Pertengahan Januari tiba. Jeno masih menyelesaikan konser di Amerika hingga akhir bulan. Sedangkan Jimin, ia sudah kembali ke Korea Selatan dua hari setelah konser Dreams di New York berakhir. Lagipula, ia bukan seorang pengangguran.
Siang ini, ia dan Jaehyun berencana untuk makan siang di suatu kedai tak jauh dari gedung perusahaan.
"Kak," panggil Jimin.
"Hmm?" Jaehyun bergumam seraya melahap sup udang pedasnya.
"Emm ... berlebihan tidak kalau aku menyusulnya lagi?" Jimin memegang sumpit dan mulai menyuap makan siangnya.
Jaehyun yang menunduk, melirik Jimin sekilas. "Memangnya tidak bisa ditahan?" tanyanya.

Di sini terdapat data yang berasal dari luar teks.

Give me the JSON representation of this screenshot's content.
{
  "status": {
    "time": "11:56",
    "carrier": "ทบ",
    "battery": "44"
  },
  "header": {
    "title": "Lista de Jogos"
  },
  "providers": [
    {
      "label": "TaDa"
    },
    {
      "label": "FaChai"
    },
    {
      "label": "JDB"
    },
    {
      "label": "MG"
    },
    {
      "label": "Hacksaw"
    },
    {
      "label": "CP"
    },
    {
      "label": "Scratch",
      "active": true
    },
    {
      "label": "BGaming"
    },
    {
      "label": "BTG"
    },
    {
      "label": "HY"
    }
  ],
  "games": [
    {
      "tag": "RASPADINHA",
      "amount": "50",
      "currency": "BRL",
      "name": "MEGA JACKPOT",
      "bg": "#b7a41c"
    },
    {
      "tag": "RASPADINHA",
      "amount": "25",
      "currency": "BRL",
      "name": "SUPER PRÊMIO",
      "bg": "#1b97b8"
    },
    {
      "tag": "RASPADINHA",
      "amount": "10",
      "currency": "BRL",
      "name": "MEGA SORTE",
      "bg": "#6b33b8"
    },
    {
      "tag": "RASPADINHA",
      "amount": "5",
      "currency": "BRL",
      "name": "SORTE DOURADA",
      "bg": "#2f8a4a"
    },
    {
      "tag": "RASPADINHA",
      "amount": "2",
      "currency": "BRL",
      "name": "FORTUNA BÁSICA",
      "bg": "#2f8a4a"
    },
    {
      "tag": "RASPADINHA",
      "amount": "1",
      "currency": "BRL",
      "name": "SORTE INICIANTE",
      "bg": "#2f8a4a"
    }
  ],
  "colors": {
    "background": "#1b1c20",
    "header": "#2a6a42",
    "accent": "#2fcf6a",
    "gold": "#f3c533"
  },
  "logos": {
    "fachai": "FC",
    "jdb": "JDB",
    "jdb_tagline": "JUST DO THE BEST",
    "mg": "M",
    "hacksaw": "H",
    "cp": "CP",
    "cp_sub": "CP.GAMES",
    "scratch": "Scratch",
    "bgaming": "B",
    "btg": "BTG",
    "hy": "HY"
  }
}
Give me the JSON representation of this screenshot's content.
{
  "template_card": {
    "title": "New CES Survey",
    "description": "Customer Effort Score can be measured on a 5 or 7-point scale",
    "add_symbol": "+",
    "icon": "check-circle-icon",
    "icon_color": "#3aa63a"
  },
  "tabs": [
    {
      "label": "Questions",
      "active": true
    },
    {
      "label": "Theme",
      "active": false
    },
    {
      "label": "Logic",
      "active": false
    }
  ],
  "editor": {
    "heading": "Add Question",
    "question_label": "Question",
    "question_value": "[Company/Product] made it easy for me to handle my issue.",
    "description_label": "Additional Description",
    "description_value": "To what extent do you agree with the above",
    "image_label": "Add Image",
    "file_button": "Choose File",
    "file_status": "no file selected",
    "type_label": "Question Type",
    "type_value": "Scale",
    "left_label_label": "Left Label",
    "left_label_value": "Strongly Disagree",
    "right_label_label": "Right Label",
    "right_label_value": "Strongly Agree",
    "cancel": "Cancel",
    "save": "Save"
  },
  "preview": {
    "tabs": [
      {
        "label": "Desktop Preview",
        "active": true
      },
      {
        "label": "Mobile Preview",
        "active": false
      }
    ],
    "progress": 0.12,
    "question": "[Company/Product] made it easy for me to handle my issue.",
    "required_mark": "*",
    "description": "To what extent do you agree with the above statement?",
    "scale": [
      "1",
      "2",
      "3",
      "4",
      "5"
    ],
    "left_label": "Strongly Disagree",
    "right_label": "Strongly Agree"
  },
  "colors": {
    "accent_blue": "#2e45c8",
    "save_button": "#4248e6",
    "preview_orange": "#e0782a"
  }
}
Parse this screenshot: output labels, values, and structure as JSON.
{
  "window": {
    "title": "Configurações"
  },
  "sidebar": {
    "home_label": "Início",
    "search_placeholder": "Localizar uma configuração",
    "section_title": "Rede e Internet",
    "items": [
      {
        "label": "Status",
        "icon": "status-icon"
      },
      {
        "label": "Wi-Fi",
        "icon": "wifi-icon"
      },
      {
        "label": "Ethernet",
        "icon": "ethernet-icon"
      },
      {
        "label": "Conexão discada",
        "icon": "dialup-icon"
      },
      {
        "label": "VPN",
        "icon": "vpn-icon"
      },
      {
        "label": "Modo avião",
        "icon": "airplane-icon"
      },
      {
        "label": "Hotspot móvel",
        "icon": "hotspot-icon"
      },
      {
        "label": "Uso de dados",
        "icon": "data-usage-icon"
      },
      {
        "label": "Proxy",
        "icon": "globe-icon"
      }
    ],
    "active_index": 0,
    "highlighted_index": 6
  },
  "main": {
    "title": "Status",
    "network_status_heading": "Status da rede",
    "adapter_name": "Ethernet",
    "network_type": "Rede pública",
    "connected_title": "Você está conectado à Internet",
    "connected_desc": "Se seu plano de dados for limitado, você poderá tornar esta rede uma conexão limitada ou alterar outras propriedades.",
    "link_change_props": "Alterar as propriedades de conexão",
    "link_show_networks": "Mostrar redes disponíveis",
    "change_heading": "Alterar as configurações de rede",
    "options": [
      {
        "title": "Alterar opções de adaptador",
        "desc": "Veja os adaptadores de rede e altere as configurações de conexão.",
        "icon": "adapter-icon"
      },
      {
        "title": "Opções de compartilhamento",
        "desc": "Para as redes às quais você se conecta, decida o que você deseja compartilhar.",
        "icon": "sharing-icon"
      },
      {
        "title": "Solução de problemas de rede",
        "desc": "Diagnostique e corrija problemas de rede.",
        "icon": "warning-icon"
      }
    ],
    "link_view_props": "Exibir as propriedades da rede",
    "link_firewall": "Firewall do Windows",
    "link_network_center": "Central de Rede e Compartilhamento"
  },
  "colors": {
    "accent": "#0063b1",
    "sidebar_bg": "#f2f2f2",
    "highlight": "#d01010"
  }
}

Jimin meletakkan sumpit dan mengunyah makanannya dengan tidak semangat. Ia memasang wajah lesu dan menghela napas.
"Tidaaak," gumam Jimin lesu.
Kekehan datang dari Jaehyun. Ia pun berkata, "Ya sudah, kau susul saja."
Jimin menelan lauk yang dikunyahnya sebelum mengutarakan kekhawatirannya.
"Aku takut dia marah."
Jaehyun meletakkan sendoknya. Ia mengelap keringat dan bibirnya yang sedikit memerah karena pedasnya kuah. "Kapan terakhir kalian bicara?" tanyanya.
"Bicara?"
"Iya, kalian bicara lewat telepon, kan?"
Mendengar itu, Jimin mengerucutkan bibir dan menggelengkan lemah. "Tidak," jawabnya singkat.
Jeno tak pernah menghubunginya lewat telepon. Pria itu hanya sesekali mengiriminya pesan. Itu pun karena ia yang mengawalinya.
"Kami hanya saling kirim pesan, bukan menelepon." Jimin menghela napas.
"Kenapa tidak?"
"Dia tak pernah meneleponku. Lagipula, aku takut mengganggunya."
"Kau tidak pernah tahu. Mungkin saja dia menunggumu. Kau tahu sendiri Jeno bagaimana."
Jimin menggeleng. "Aku tidak yakin." Sejak malam itu, Jimin berhati-hati untuk tidak bertindak ceroboh lagi.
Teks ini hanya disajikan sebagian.